Logo of Tacomob.com - Taking Care Of My Own Business

Everyone has this same permission.  We just need to recognize that it’s ours to grant and that it’s not something extended externally.

Personally, I find it difficult to imagine how I might be considered a success, if I had not achieved being a person who accepts full responsibility for my own life.

I must Take Care Of My Own Business, because no one else can do that for me.

Here some comic relief after that heavy topic: George Ezra – Blame It On Me


“The final forming of a person’s character lies in their own hands.” — Anne Frank, author

“The problem of distinguishing what we are and what we are not responsible for in this life is one of the greatest problems of human existence…we must possess the willingness and the capacity to suffer continual self-examination.”M. Scott Peck, psychiatrist and author

“A man who becomes conscious of the responsibility he bears toward a human being who affectionately waits for him, or to an unfinished work, will never be able to throw away his life.  He knows the “why” for his existence, and will be able to bear almost any “how”.” — Viktor E. Frankl, Man’s Search for Meaning


See also: Information Bias and Seersucker Illusion


  1. Hi Andy,

    Take for instance a job, u always blame ur boss, the company, ur colleagues… but never urself.

    I had learnt an important thing in my life about people. People who never admit their own mistakes in life no matter how wealthy they are, are the least wealth off eventually!

    Those who try ways to cover up faced even worst consequences when truth surfaced!
    VW is suffering now….

    • Hi Rolf,

      It is amazing in a scary way to see how a few handful of unethical people (mainly driven by greed) can shake up and destroy the trust built up by an industry icon like VW over the years in one mere instance.

      The CEO “took responsibility” by resigning. Did he? Actually from my perspective he is running away from the responsibility to clean up the mess. He was the highest paid CEO in Germany for the last few years (100 Mio Euro++ during his entire reign) and now will enjoy another 27 Mio heavy Pension. Was that resignation a difficult choice to make for him?

      There seems to be something wrong in how our Corporate World works. People do not have enough skin in the game. They just have the upside potential of huge bonuses and when a risky move goes wrong they resign, but do not pay back a single dime of their unethically accumulated bonuses.

      If that CEO is not getting sued, then something is wrong in our world.

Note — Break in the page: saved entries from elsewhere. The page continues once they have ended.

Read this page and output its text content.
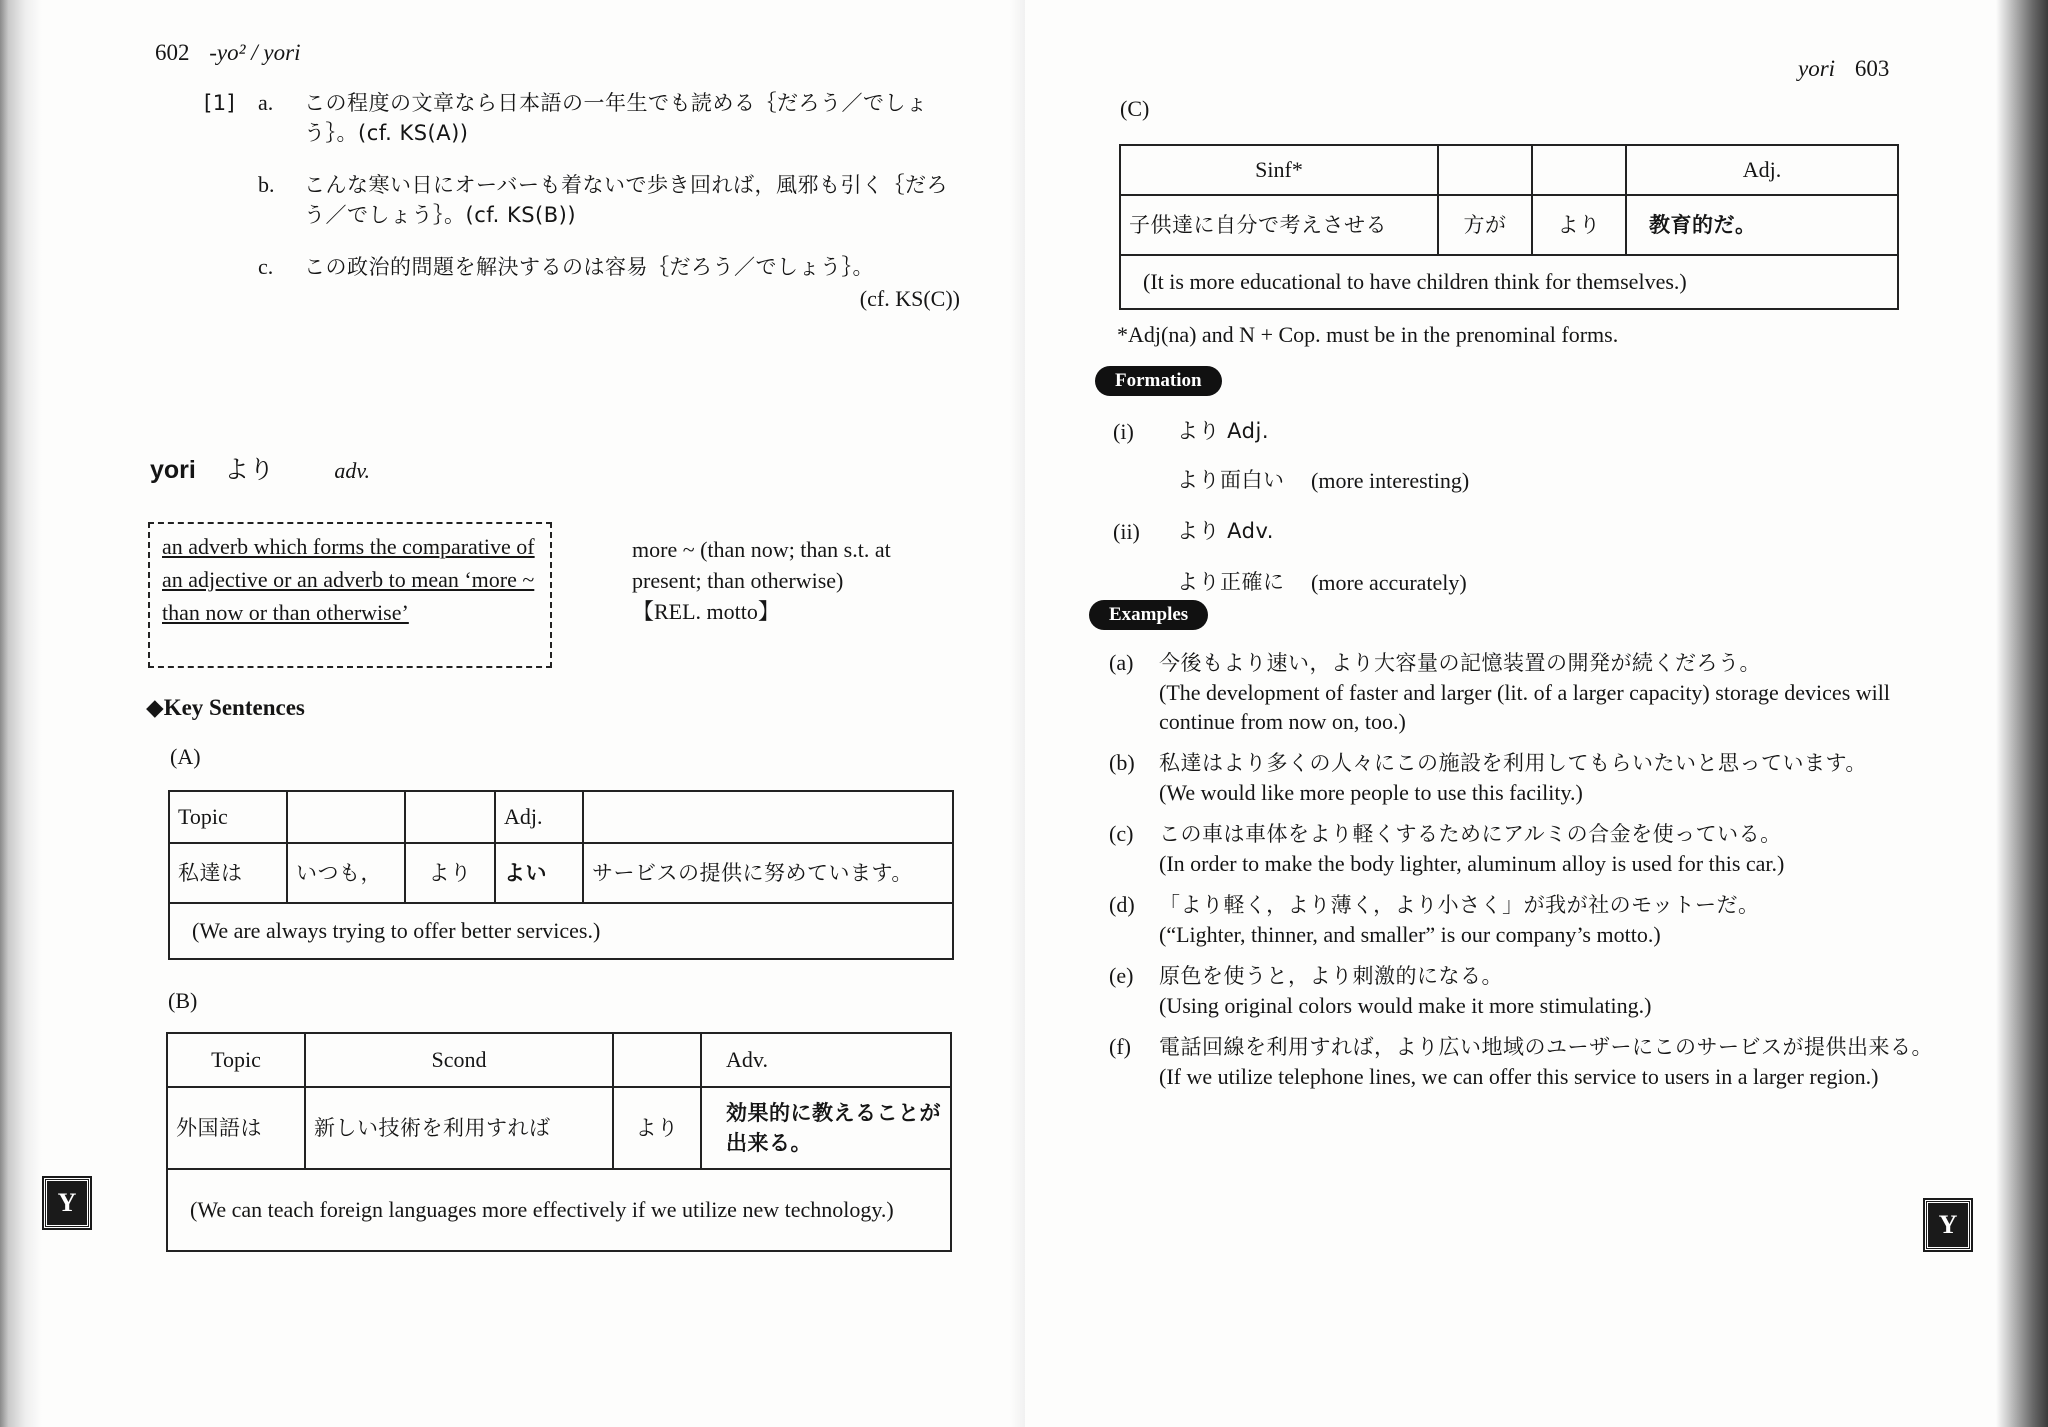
602 -yo² / yori
[1] a.	この程度の文章なら日本語の一年生でも読める｛だろう／でしょう｝。(cf. KS(A))
b.	こんな寒い日にオーバーも着ないで歩き回れば，風邪も引く｛だろう／でしょう｝。(cf. KS(B))
c.	この政治的問題を解決するのは容易｛だろう／でしょう｝。
(cf. KS(C))
yori より	adv.
an adverb which forms the comparative of an adjective or an adverb to mean ‘more ~ than now or than otherwise’
more ~ (than now; than s.t. at present; than otherwise)
【REL. motto】
◆Key Sentences
(A)
Topic			Adj.	
私達は	いつも，	より	よい	サービスの提供に努めています。
(We are always trying to offer better services.)				
(B)
Topic	Scond		Adv.
外国語は	新しい技術を利用すれば	より	効果的に教えることが出来る。
(We can teach foreign languages more effectively if we utilize new technology.)			
Y
yori 603
(C)
Sinf*			Adj.
子供達に自分で考えさせる	方が	より	教育的だ。
(It is more educational to have children think for themselves.)			
*Adj(na) and N + Cop. must be in the prenominal forms.
Formation
(i)	より Adj.
より面白い	(more interesting)
(ii)	より Adv.
より正確に	(more accurately)
Examples
(a)	今後もより速い，より大容量の記憶装置の開発が続くだろう。
(The development of faster and larger (lit. of a larger capacity) storage devices will continue from now on, too.)
(b)	私達はより多くの人々にこの施設を利用してもらいたいと思っています。
(We would like more people to use this facility.)
(c)	この車は車体をより軽くするためにアルミの合金を使っている。
(In order to make the body lighter, aluminum alloy is used for this car.)
(d)	「より軽く，より薄く，より小さく」が我が社のモットーだ。
(“Lighter, thinner, and smaller” is our company’s motto.)
(e)	原色を使うと，より刺激的になる。
(Using original colors would make it more stimulating.)
(f)	電話回線を利用すれば，より広い地域のユーザーにこのサービスが提供出来る。
(If we utilize telephone lines, we can offer this service to users in a larger region.)
Y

Of course those people who created and approved the maleficent SW to deceive the customers must be sued as well and pay the price for their dishonesty and ‘making too many wrong mistakes’. Otherwise people will not learn enough from this episode.

      • Hi Andy,

        That is why integrity “should” be the first criteria! Unfortunately that is not the case in most political and corporate world today.

        Resigning or simply recite few statements of remorse on national TV is probably different from admitting mistakes deep down within him.

        I remembers watching the trial of Lehman’s CEO Richard Fuld after GFC. Fuld was named No.1 CEO, but after GFC named the Worst CEO!

        Same story, say sorry now, tomorrow still a multi-millionaire!

  2. Its human nature to blame it on someone. Remember in that fateful garden, when asked why he ate the forbidden fruit, he said: “The woman you gave me gave it to me, …”. And she said: “The Serpent gave it to me…”

    It’s in our gene…., so don’t blame me. LOL.

    • You are probably right, Sanye, I can’t blame you for that. Nor myself. LOL

      Most of our cognitive thinking errors and mental shortcuts are passed on from our ancestors who had to dodge those nasty sabre-tooth tigers and the occasional serpent within a split-second.
      Back then, it was better to run away once too often. However, our world today is different; it rewards reflection, even though our instincts may suggest otherwise.

      With complex matters, such as investment decisions and who to blame (= not running away from the responsibility), sober reflection is indispensable. Evolution has neither equipped us for such considerations nor has kept up with “developments”. So logic trumps intuition and we have to remind ourselves to give “logic a chance” before acting.